Q. I would like to get a clarification for the tax liability arising out of sale of our paternal property. The case is:

Our father purchased approx. 1200 sq. yd. of land in Jaipur in 1962 (for approx Rs. 3500) and built a house by 1963 (Costing approx. Rs 62,000). He willed to us — five brothers — equal share in 1983. He passed away in 1986. In 2006 we got the land converted from residential to commercial, and in 2007 we entered into an agreement with a developer to build a commercial complex in which we had 55:45 share (five brothers: developer) as he financed the demolition and construction. The building was ready in May 2009 and the five of us started selling our 55 per cent share in stages.
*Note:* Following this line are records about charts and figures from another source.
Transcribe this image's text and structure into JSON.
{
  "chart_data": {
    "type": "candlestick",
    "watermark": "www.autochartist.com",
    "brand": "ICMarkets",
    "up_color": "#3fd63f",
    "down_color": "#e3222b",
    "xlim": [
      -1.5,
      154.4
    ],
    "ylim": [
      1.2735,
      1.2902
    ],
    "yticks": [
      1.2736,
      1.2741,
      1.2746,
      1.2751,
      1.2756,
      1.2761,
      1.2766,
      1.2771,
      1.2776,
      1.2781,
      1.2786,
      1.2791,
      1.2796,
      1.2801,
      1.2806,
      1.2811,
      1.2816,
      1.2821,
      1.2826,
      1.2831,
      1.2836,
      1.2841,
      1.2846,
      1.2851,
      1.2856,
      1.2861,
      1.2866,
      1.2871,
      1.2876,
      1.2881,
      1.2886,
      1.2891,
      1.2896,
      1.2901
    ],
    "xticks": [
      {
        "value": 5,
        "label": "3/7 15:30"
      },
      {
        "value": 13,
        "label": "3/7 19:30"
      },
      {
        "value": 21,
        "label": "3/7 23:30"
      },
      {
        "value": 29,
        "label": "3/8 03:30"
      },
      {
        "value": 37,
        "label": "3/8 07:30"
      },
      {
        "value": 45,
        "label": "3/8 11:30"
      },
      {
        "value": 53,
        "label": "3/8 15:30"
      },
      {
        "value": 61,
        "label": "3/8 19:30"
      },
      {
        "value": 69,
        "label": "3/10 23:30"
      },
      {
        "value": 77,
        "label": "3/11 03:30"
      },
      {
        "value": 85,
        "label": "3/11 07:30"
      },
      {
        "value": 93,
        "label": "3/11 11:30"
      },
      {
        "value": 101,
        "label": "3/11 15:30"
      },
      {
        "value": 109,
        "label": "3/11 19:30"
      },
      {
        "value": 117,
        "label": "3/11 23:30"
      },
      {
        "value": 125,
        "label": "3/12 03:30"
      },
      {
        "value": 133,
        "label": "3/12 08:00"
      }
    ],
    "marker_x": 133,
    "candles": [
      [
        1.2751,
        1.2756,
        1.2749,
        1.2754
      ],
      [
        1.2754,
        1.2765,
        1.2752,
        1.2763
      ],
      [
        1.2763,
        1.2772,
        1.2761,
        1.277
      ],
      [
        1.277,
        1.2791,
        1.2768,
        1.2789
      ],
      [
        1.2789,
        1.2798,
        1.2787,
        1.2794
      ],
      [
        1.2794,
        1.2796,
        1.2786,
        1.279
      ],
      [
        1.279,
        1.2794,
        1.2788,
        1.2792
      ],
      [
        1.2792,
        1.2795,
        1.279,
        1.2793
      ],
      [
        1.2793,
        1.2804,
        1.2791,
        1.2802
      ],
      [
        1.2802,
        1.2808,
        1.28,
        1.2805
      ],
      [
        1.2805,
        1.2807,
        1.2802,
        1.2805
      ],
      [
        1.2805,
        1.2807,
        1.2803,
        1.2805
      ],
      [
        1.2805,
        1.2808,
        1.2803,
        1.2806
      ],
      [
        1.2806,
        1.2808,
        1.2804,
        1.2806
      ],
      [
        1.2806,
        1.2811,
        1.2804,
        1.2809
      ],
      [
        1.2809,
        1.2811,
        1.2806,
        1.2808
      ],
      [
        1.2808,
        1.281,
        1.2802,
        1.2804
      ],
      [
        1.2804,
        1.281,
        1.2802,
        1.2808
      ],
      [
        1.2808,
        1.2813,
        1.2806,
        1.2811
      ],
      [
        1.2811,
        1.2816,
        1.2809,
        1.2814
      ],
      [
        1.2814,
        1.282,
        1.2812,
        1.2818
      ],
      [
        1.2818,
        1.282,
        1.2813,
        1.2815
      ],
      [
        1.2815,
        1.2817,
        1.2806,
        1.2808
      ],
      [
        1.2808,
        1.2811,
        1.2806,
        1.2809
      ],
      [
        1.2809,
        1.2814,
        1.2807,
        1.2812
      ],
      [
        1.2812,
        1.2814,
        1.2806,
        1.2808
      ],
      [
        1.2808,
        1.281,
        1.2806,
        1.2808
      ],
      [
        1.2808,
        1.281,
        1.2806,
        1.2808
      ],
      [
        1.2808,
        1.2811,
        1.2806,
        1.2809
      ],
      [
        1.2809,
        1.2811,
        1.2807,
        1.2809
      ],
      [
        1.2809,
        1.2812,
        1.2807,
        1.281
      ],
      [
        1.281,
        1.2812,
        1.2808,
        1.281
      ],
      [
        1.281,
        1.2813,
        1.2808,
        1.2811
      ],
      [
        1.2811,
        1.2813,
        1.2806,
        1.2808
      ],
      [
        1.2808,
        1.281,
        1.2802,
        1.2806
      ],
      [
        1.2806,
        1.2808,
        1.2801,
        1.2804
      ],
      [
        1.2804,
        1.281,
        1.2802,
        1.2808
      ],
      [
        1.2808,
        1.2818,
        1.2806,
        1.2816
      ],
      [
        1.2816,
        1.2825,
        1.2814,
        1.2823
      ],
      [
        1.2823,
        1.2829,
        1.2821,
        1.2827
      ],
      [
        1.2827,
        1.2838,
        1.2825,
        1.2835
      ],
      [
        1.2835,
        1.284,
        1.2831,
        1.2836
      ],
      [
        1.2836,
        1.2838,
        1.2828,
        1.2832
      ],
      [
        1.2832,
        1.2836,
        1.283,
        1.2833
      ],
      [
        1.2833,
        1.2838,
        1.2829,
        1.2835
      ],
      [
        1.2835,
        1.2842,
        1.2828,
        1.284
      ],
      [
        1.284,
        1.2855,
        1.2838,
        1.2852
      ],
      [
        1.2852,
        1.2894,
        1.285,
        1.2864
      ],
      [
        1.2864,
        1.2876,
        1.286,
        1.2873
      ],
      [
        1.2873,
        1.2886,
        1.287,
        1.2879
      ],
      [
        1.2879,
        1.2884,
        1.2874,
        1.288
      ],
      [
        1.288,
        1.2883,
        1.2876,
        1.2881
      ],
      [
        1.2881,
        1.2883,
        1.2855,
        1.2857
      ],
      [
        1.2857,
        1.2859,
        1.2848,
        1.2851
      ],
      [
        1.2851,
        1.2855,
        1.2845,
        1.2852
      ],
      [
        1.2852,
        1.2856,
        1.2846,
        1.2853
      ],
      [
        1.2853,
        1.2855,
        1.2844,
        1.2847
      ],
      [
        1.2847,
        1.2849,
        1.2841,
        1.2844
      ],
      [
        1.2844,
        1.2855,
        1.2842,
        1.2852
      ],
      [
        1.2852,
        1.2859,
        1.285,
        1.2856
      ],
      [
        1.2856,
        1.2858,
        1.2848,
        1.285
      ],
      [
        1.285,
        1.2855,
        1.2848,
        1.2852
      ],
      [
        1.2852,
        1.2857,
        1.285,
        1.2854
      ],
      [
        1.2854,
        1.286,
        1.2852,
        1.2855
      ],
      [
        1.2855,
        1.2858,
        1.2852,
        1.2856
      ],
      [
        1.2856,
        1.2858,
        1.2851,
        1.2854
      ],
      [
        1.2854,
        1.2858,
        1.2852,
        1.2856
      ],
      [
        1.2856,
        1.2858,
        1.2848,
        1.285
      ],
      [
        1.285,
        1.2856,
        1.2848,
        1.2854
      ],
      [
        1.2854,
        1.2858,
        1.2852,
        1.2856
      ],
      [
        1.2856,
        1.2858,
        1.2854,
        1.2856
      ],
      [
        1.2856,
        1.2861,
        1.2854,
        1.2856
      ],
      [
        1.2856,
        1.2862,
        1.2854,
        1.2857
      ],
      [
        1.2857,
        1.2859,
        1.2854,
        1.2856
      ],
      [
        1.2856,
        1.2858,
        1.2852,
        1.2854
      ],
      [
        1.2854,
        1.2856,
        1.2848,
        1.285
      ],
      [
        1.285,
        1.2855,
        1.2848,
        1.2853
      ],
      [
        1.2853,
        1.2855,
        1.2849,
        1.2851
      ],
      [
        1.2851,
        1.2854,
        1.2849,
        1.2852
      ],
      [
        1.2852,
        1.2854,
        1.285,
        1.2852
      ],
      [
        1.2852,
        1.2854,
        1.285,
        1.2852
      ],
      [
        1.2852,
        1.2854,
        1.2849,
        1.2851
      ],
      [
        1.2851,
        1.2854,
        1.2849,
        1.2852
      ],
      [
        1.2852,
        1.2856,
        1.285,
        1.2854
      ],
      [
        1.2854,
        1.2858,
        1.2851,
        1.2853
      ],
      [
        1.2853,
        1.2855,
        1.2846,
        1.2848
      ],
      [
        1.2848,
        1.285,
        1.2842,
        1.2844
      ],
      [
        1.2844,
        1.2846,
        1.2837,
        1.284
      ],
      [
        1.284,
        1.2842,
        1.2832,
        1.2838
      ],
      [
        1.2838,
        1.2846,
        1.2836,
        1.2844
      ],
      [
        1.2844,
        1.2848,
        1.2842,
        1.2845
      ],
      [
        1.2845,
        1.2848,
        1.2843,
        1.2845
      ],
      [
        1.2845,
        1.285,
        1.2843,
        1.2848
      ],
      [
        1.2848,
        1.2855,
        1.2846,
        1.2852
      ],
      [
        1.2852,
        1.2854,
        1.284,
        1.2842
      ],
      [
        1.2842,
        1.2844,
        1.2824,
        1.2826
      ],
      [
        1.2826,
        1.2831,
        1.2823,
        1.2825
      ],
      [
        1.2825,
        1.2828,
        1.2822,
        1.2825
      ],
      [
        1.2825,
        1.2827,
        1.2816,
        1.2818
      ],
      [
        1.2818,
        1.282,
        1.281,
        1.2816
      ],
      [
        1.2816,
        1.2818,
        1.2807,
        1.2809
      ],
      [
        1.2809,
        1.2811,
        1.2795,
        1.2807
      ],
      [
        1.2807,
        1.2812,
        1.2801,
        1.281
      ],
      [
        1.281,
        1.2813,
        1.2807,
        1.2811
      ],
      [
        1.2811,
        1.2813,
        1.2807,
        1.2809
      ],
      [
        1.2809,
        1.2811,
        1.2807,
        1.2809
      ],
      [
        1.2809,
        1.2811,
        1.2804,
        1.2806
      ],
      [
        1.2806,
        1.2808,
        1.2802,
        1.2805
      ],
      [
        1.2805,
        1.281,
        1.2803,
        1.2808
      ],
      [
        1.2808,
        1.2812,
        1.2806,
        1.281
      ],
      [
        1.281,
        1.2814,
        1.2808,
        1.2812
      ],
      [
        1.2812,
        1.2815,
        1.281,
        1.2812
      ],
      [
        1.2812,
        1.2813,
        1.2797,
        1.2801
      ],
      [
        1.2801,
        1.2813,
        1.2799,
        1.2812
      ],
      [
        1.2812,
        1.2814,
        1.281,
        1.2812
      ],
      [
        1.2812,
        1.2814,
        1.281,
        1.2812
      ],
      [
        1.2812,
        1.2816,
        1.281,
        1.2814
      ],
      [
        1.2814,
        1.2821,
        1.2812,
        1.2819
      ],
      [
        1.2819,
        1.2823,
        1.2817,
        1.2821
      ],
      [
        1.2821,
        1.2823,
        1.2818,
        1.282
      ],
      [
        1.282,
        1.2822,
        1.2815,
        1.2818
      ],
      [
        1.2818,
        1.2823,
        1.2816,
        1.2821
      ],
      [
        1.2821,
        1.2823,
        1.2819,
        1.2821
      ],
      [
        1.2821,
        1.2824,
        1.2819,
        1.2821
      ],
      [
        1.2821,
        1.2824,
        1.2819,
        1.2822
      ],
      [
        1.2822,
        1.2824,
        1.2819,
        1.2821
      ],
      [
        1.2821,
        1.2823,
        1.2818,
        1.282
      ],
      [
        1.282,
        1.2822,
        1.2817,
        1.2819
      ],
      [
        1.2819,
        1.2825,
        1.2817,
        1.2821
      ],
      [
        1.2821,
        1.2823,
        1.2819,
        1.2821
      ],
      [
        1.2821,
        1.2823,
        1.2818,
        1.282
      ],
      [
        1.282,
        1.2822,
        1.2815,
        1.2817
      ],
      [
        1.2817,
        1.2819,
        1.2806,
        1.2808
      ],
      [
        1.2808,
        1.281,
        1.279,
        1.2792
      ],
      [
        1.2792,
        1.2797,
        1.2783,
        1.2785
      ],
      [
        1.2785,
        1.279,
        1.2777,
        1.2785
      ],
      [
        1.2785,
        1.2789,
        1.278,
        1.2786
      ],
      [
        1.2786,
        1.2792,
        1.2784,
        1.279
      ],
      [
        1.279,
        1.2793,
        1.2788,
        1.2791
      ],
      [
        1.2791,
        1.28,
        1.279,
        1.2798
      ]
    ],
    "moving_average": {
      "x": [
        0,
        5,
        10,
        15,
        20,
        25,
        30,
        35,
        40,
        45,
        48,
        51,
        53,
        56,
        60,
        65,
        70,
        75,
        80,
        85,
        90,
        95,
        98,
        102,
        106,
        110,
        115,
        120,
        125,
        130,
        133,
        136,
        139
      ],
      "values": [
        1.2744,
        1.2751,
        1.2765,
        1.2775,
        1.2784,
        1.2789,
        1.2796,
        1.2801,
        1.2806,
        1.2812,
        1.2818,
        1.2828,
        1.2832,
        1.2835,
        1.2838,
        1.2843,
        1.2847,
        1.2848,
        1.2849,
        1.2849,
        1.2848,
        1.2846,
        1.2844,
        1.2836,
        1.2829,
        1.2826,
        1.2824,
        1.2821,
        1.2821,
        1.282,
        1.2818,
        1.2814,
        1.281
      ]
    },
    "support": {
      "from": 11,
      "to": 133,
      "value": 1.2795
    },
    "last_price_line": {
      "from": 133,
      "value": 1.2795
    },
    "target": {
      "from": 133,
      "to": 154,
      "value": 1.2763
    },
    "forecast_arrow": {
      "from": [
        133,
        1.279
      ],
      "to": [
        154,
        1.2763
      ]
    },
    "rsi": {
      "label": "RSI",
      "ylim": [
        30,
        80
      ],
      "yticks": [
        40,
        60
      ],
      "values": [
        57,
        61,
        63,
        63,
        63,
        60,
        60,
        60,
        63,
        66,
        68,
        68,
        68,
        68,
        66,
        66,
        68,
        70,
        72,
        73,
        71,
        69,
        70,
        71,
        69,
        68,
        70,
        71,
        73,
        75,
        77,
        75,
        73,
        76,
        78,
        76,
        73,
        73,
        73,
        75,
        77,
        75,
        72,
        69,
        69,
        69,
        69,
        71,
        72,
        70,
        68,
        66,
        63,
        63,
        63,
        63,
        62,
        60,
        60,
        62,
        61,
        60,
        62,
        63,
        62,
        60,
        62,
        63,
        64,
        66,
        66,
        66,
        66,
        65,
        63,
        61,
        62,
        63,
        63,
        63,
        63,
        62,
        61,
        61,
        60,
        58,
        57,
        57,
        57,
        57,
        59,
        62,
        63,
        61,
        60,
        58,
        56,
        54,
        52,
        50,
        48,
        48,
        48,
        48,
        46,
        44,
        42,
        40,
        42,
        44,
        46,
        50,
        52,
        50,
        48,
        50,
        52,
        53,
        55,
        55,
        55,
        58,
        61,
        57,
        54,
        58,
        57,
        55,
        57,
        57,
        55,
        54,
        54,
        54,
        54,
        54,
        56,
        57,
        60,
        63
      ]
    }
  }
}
Kindly let us know as to what kind of tax will be applicable on the capital gains. Also, whether we can save part of the tax liability by investing in Rural Electrification Corporation’s six-year bonds?

— M.B.L. Bhargava

A. It is presumed that the land was mutated in the name of five brothers more than three years after the death of your father. The reply to your query is, therefore, based on that presumption. The land inherited by you and your brothers would be treated as a long-term capital asset and the gain arising on the sale of commercial complex would be assessable as a long-term capital gain in the hands of each one of the five brothers.

You can save part of the capital gains tax by purchasing the bonds of Rural Electrification Corporation Limited. It may be added that investment is allowed to be made in such bonds by an assessee during any financial year for an amount not exceeding Rs 50 lakh.